Rowen, who moved to Maine in 1999 and lives in Pownal, said, "I think it was about 2002 when I decided that retirement was great but I needed to do something."
His mother had died a few years earlier and had received Hospice care where she lived in Florida. "I was impressed by that, and thought I might do something like that," Rowen said.
He estimates he maybe has worked with a dozen or so Hospice clients since becoming a volunteer.
"It's different from being a doctor in that you're not having to direct patient care, but it's the same as being an internist in that you're still used as ... a resource."
Of his volunteer experience, Rowen said, "One of the things that surprised me that I hadn't thought about before I entered the Hospice program was that when you have a Hospice client, it's not just the client. It's the family, whoever the caregivers are — you help them, you try to, you should try to, as much as possible."
And while it wasn't the case with Phil, Rowen points out, "Sometimes the client, by the time they get to Hospice, is not really much involved anymore, but the caretakers are very much involved, so you do both."
Peggy said Rowen and Phil would talk during their time together and said Rowen, like many caregivers, saw the "red book" — a wedding album capturing their daughter Amy's 2005 Hindu wedding in India. The "red book" stayed at Phil's side until he died. Peggy said it allowed him to show the real Phil behind the tumor.
Rowen said he talked with Phil, but, "sometimes not even talk. Just being there. He would be asleep a lot of the times and I'd bring my own book and just sit next to the bed and when he woke up, he would see that I was there."
"He knew he wasn't alone," Peggy added. "He never wanted to be alone."
Seek help
For people going through a similar situation, Peggy said simply, "Don't be a martyr."
Friends told her, "Peggy, take care of yourself, because if you don't take care of yourself, you can't take care of Phil."

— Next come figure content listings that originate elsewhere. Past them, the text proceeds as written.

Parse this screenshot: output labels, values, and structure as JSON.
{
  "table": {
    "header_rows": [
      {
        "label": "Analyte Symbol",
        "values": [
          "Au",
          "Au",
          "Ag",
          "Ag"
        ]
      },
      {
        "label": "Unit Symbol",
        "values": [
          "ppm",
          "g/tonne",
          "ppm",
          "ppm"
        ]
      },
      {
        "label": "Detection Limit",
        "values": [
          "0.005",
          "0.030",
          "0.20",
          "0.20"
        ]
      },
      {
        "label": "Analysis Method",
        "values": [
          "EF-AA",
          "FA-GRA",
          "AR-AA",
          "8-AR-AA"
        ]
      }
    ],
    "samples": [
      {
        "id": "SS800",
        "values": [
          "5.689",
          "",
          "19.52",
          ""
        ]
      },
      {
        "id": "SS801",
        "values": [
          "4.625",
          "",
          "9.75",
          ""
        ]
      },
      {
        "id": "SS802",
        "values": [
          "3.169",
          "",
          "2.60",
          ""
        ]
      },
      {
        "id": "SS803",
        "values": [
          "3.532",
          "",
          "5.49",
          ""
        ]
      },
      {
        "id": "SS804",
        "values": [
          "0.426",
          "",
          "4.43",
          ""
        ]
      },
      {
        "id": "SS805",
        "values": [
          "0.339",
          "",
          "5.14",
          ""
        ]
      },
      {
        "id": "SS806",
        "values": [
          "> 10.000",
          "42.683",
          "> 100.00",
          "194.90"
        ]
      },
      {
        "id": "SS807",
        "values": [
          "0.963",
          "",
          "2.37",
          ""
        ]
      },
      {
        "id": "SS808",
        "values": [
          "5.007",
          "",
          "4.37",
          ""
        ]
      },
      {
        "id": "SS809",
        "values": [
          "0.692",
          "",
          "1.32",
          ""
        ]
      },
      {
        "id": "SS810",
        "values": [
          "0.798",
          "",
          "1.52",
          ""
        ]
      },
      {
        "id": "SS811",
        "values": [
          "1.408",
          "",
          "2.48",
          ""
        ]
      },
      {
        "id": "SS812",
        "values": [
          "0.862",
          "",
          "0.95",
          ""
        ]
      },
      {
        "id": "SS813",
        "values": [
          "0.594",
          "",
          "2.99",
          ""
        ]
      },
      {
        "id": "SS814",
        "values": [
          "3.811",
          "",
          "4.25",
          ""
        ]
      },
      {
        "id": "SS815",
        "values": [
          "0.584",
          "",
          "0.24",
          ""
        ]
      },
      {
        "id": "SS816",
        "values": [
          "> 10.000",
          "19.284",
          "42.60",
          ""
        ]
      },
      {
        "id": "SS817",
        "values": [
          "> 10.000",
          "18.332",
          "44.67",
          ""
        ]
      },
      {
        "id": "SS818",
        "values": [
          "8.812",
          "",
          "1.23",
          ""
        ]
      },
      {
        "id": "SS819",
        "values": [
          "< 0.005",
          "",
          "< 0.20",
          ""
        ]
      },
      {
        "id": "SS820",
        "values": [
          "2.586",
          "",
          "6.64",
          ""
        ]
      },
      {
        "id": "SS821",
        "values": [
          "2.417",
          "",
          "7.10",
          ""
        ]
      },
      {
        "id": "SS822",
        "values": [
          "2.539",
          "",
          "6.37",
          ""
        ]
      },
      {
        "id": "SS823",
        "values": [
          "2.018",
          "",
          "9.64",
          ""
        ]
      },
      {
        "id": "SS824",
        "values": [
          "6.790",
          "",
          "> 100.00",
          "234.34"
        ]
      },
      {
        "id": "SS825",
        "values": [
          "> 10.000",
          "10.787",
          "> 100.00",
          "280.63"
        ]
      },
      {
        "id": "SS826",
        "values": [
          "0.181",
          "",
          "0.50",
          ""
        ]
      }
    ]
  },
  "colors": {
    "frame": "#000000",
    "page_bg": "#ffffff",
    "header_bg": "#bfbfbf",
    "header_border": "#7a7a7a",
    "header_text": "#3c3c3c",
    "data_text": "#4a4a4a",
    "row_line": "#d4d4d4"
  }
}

The advice made sense but it was harder to put into practice, until she noticed the amount of weight she had lost.
"That was so hard to try to not be a martyr to him," Peggy said.
All the caregivers went out of their way to take care of the family, Peggy said. One of the CHANS nurses even planted impatiens alongside the driveway. The flowers started to bloom the day Phil died. She'd like to thank everyone who helped.
Peggy gave Rowen an angel as the interview ended, saying, "God blessed my journey with many angels ..."
"It's a very caring angel and sits in my bedroom so it can watch over me as I sleep," he said, clearly touched by the gift.